01.10.2016 | KRITIKEN, Operette/Musical

Schikaneder Plakat~1

WIEN / Raimundtheater:
SCHIKANEDER von Stephen Schwartz
Uraufführung. 30. September 2016

Dass die Vereinigten Bühnen Wien nun schon seit langem – 1990 begann es mit „Freudiana“ – ein Kreativ-Pool für die Schaffung neuer Musicals sind, ist bekannt. Dass man sich als österreichische Institution mit österreichischen Themen besonders vertraut fühlt, ist klar, aber sind jene überdimensionalen Persönlichkeiten, die sich von selbst verkaufen, nicht schon abgefeiert? Das waren Kaiserin Elisabeth und ihr Sohn Rudolf, beide musical-tauglich dramatisch unglücklich, und natürlich der ewige Mozart. Wer jetzt? Für Maria Theresia (nächstes Jahr gibt’s den 300. Geburtstag) hätte man sich unter Umständen eine Vermusicalisierung vorstellen können. Aber für 2017 arbeitet Christian Struppeck lieber an einem Musical zu Rainhard-Fendrich-Schlagern…

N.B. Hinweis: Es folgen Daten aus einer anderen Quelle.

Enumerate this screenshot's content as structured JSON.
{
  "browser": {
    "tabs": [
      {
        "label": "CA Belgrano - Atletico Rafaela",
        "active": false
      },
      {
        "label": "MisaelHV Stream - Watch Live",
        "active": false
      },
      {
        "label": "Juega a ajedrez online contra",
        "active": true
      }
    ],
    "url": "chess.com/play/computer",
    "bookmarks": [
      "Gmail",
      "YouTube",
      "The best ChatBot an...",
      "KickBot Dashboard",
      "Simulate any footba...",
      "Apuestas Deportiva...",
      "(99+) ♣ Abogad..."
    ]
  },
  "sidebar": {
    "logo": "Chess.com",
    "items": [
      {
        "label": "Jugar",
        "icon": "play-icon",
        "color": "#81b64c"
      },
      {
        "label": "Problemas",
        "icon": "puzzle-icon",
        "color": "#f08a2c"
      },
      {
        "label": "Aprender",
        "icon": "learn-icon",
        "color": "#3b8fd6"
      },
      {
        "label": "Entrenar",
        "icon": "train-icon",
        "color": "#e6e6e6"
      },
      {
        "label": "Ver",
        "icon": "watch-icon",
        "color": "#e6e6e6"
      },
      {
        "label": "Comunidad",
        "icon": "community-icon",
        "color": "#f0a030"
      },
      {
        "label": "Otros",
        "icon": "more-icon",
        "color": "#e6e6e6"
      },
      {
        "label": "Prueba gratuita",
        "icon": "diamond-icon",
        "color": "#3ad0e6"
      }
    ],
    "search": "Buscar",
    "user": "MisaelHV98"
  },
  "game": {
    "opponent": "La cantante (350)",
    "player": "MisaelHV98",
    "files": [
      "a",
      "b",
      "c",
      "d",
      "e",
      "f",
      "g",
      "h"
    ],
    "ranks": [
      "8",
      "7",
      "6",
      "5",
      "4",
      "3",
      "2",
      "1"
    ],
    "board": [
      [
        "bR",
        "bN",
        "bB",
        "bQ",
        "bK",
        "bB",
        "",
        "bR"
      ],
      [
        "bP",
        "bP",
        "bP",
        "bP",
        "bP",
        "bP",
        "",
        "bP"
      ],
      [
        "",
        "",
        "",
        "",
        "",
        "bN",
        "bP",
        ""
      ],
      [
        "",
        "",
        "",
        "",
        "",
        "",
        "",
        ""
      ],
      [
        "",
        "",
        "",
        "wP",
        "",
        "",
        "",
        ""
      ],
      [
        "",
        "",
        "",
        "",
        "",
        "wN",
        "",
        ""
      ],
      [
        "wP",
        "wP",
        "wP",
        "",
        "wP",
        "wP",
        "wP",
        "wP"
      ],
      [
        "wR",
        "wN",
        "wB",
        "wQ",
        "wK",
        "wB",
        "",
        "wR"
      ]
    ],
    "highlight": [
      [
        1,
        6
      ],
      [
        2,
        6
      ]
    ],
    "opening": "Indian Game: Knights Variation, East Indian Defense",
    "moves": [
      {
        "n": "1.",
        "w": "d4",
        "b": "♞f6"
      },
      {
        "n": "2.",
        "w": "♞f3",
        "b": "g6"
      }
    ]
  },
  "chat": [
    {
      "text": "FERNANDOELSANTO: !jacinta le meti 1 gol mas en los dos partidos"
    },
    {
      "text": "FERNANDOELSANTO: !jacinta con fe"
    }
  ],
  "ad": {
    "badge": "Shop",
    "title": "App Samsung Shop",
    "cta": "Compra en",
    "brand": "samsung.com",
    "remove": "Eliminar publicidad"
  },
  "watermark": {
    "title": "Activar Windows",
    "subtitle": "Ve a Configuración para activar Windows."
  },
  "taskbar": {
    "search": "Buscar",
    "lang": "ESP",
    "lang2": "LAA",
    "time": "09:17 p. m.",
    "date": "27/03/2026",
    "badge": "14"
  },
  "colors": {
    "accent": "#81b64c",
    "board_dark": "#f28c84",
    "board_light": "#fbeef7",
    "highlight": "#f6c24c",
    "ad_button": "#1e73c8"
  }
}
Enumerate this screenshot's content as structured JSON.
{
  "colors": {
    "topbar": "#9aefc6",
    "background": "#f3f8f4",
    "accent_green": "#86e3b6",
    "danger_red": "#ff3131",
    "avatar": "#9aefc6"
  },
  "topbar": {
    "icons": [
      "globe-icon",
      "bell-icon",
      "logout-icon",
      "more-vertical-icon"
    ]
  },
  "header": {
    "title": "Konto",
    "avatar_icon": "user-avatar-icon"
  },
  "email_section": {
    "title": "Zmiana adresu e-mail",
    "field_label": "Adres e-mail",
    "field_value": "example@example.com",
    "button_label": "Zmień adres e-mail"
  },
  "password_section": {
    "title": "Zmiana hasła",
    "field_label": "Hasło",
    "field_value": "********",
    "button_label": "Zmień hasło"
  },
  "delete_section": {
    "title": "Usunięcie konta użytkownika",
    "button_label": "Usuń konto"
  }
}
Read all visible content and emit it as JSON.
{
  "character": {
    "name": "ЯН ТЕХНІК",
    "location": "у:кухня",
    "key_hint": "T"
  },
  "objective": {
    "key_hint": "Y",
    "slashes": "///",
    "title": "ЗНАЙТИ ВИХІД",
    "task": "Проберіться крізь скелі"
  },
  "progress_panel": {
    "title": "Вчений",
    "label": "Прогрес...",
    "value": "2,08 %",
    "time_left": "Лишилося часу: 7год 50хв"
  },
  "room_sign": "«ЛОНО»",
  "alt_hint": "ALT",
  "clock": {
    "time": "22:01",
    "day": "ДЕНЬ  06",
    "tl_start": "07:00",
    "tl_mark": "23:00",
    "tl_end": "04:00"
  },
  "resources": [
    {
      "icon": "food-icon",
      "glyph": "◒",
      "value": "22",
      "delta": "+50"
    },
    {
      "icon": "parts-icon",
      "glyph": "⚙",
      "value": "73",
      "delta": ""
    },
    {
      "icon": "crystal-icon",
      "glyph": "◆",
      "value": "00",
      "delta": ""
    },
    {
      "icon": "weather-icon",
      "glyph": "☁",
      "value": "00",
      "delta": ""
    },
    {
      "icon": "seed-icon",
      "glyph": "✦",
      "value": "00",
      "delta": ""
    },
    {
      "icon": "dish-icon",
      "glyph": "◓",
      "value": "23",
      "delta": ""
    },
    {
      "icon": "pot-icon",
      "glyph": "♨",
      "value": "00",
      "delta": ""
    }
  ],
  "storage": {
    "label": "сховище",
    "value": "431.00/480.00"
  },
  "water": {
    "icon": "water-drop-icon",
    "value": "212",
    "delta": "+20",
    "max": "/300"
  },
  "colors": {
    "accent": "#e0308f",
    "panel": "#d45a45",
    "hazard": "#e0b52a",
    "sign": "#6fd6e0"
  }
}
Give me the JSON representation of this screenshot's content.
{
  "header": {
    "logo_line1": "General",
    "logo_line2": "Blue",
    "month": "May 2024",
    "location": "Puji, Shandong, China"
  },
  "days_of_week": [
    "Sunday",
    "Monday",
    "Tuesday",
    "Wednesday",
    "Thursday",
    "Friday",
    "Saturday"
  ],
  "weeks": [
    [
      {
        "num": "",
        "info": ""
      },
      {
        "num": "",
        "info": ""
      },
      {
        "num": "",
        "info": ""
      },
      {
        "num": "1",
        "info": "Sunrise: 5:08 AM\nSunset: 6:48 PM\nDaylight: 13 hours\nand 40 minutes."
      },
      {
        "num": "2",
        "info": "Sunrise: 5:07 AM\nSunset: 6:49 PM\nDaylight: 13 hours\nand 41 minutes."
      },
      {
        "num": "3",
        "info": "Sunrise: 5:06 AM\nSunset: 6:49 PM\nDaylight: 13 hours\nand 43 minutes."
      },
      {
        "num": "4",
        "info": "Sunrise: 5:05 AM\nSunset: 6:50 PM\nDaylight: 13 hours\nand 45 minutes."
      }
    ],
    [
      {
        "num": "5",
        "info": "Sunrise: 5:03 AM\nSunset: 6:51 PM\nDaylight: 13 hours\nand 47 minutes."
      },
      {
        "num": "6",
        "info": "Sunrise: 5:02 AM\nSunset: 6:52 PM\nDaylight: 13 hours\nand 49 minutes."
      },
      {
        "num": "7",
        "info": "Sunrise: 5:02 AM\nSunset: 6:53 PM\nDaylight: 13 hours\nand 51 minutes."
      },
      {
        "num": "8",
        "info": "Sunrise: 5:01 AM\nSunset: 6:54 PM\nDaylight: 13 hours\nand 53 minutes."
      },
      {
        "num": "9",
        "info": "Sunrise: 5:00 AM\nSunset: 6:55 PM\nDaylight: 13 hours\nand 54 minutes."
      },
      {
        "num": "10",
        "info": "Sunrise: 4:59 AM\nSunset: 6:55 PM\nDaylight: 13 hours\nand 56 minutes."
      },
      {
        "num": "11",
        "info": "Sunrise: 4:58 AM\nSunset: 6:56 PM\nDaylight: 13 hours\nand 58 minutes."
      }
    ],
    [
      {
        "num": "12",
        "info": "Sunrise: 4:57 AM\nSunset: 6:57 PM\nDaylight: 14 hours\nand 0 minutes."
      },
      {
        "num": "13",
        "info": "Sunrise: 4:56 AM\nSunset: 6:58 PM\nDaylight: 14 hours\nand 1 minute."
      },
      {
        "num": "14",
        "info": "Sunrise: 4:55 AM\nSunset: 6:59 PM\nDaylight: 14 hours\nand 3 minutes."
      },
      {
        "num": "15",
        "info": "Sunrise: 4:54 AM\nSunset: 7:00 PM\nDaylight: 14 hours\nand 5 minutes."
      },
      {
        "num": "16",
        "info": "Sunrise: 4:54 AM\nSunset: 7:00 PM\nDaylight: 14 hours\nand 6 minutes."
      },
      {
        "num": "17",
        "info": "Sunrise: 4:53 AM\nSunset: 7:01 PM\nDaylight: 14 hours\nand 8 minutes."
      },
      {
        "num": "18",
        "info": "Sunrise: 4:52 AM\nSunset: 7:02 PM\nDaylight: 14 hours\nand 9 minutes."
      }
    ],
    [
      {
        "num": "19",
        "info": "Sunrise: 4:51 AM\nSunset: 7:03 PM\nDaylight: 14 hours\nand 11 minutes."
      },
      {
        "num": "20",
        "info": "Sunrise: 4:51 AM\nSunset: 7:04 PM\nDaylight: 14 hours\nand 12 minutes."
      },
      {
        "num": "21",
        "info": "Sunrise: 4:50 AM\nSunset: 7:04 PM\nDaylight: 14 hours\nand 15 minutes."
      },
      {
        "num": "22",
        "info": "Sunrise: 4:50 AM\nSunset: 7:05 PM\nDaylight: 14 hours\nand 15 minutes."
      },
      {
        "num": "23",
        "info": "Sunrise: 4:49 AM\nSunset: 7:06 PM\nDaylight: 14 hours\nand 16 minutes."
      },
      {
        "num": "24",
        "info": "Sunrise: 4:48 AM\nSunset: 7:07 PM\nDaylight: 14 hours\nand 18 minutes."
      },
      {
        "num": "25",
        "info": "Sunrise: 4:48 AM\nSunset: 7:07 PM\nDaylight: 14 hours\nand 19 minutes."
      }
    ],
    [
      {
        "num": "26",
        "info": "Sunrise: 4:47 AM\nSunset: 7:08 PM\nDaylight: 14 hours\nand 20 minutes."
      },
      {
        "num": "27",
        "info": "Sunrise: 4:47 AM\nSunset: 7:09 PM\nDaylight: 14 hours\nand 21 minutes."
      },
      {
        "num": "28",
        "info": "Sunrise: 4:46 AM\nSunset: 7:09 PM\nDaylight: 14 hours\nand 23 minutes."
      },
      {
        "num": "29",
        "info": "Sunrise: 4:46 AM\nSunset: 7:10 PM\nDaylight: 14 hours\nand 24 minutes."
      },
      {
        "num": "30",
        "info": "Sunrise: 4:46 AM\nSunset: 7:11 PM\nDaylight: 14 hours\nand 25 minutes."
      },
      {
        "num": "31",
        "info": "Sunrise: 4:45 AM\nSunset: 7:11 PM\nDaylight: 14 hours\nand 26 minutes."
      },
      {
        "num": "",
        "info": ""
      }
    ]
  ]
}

Überhaupt Christian Struppeck. Er ist seit 2012 Musical-Intendant der Vereinigten Bühnen (der Vertrag läuft vorläufig bis 2020), die seine Spielwiese sind, auch wenn das erste von ihm entwickelte Projekt, das Musical „Der Besuch der alten Dame“, alles andere als überzeugend ausgefallen ist. Nun schrieb er das Buch zur neuen Welturaufführung des Hauses, „Schikaneder“, wobei man ein wenig verwirrt ist: In welcher Sprache schreibt der gebürtige Deutsche eigentlich, wenn Michael Kunze für die „Deutsche Fassung“ des Werks verantwortlich zeichnet?

Die überdimensional großen österreichischen Persönlichkeiten sind, wie erwähnt, ausgelaugt. Schikaneder also. Warum und wieso Schikaneder, der Theatermacher aus dem späten 18. Jahrhundert, den keiner mehr kennte, wäre er nicht der Librettist der „Zauberflöte“? Apropos kennte: Ein Kollege eines Hamburger Musical-Mediums, der bei der Premiere im Raimundtheater neben mir die letzte Reihe drücken durfte, gestand ohne weiteres ein, dass Emanuel Schikaneder ihm kein Begriff gewesen wäre. Und wie viele Österreicher, Wiener werden ihn kennen, auch wenn sein berühmtes Bild als Vogelmensch Papageno immer wieder abgebildet ist? Schließlich gelten Librettisten ja bestenfalls als Hilfsarbeiter der Komponisten, um die man sich nicht kümmert.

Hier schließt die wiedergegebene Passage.